Пока мы – Селвин, Сесил и я – исполняли подённую работу, Тед колдовал с измерительными стержнями в погребе, а Вероники нигде не было видно, Сесил в своем осином тельнике рычал похабную песенку начала девятнадцатого века – о том, как моряки понаделали ублюдков в английском порту Роулендсон, а потом снова ушли в море, чтобы их вздернули на рее и протащили под килем. Внезапно Селвин перестал тереть посуду, уставился в пространство всеми тремя лицевыми дырами и произнес:

– Я его вижу, бистер. Вижу его башиду, ода уже тут. Остадавливается. Од выходит. Сборкает дос в платок. Вот од у заддей двери…

И конечно, вошел Седрик, засовывая носовой платок в карман, и сказал:

– Теперь-то с ней все будет хорошо. Чуток расстроена, но она справится.

Потом он поцокал языком, глядя на бокалы, что я протер, и принялся их перетирать заново. Тем временем вкрадчивые пальцы моей простуды проникали все глубже и уже начали щекотать мне бронхи. Я снова мучительно чихнул.

Вскоре мы все дружно пили ром, сладко дыша друг на друга, и курили сигары из Джафны.

– Очень приятственное курево, голубчик.

Сесил и Селвин курили равнодушно. Седрик по-кроличьи подергал носом над своей сигарой и затушил ее. Я затянулся, закашлялся и никак не мог унять кашель. Скорчив мину, я изобразил опасение, что могу потревожить Веронику.

– Она в отлучке, голубчик мой. Поехала к мамаше – та животом мучается. Ну чистые, говорит, тебе уголья горячие в утробе всякий раз, как луку поем. Любит она его, лучок-то.

– Слышьте, – оживился Тед, – я вам счас сверху снесу, пока жены нет.

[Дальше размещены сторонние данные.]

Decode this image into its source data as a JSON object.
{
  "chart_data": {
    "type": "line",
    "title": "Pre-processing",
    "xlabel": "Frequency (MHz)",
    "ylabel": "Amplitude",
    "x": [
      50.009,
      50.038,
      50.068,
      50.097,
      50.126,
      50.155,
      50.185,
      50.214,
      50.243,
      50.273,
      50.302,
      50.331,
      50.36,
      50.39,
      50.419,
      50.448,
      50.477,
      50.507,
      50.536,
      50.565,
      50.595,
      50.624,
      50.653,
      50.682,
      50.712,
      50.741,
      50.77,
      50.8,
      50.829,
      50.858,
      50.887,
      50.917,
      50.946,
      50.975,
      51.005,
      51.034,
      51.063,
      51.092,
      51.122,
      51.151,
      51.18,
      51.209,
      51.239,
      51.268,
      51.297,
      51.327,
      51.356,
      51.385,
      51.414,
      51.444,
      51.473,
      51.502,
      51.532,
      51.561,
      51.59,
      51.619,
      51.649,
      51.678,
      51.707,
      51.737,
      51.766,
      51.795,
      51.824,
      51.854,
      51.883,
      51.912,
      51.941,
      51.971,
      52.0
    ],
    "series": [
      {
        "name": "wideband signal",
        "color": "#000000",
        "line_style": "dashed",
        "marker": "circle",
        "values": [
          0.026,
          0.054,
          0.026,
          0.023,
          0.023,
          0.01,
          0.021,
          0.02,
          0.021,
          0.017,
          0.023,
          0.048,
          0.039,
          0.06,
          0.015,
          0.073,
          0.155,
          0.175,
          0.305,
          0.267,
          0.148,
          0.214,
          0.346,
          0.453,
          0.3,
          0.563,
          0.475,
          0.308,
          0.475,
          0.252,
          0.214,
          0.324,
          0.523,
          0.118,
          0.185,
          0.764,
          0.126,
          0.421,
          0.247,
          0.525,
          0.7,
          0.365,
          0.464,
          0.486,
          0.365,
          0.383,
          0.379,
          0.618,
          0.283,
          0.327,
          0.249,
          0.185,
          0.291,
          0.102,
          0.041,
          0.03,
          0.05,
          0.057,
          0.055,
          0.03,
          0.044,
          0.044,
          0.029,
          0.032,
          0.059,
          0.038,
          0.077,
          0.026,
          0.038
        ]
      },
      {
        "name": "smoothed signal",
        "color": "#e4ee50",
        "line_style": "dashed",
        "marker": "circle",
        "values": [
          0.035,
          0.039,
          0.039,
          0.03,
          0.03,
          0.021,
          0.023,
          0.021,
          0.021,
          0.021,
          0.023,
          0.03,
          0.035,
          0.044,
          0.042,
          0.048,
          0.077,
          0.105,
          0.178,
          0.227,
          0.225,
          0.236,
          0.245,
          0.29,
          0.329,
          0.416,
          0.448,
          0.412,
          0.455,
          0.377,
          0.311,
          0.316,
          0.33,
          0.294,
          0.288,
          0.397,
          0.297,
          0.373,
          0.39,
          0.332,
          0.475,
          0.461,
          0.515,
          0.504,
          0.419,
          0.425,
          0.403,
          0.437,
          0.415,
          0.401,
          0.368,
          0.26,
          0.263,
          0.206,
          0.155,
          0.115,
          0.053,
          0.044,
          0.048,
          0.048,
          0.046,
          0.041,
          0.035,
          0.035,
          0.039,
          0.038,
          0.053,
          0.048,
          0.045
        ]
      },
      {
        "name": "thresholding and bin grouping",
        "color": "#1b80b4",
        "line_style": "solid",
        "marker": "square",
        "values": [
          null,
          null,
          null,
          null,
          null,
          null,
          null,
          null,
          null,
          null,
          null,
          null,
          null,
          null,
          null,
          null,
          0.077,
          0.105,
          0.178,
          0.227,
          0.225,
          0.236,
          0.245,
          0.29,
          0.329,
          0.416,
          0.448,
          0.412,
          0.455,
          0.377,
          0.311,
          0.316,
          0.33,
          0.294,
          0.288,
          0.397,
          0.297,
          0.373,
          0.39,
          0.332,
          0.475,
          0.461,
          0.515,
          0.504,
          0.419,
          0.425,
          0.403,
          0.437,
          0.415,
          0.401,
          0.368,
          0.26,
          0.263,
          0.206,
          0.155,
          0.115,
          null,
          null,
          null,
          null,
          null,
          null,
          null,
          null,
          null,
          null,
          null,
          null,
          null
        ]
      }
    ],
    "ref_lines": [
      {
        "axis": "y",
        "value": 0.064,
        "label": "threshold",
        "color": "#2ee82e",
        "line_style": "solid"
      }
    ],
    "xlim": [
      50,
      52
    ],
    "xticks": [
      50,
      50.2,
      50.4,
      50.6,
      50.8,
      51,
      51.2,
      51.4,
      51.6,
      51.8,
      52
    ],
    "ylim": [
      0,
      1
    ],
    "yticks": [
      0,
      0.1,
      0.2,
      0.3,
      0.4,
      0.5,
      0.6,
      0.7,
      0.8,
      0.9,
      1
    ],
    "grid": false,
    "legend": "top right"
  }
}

«Фу, тошнотворный лучок, – подумал я, – да еще консервированный, только не это!»

– Вы ж человек читающий, – сказал Тед, – и стреляющий. Я снесу вам показать стариковские книжицы и свои пистоли.

Он ушел, было слышно, как он топает по лестнице, а потом сбрасывает на пол коробки где-то на верхнем этаже. Селвин направил на меня дуло своего открытого рта и сверкающие слепые стекляшки очков и сказал:

– Ты, бистер, ты ездил из дашей страды.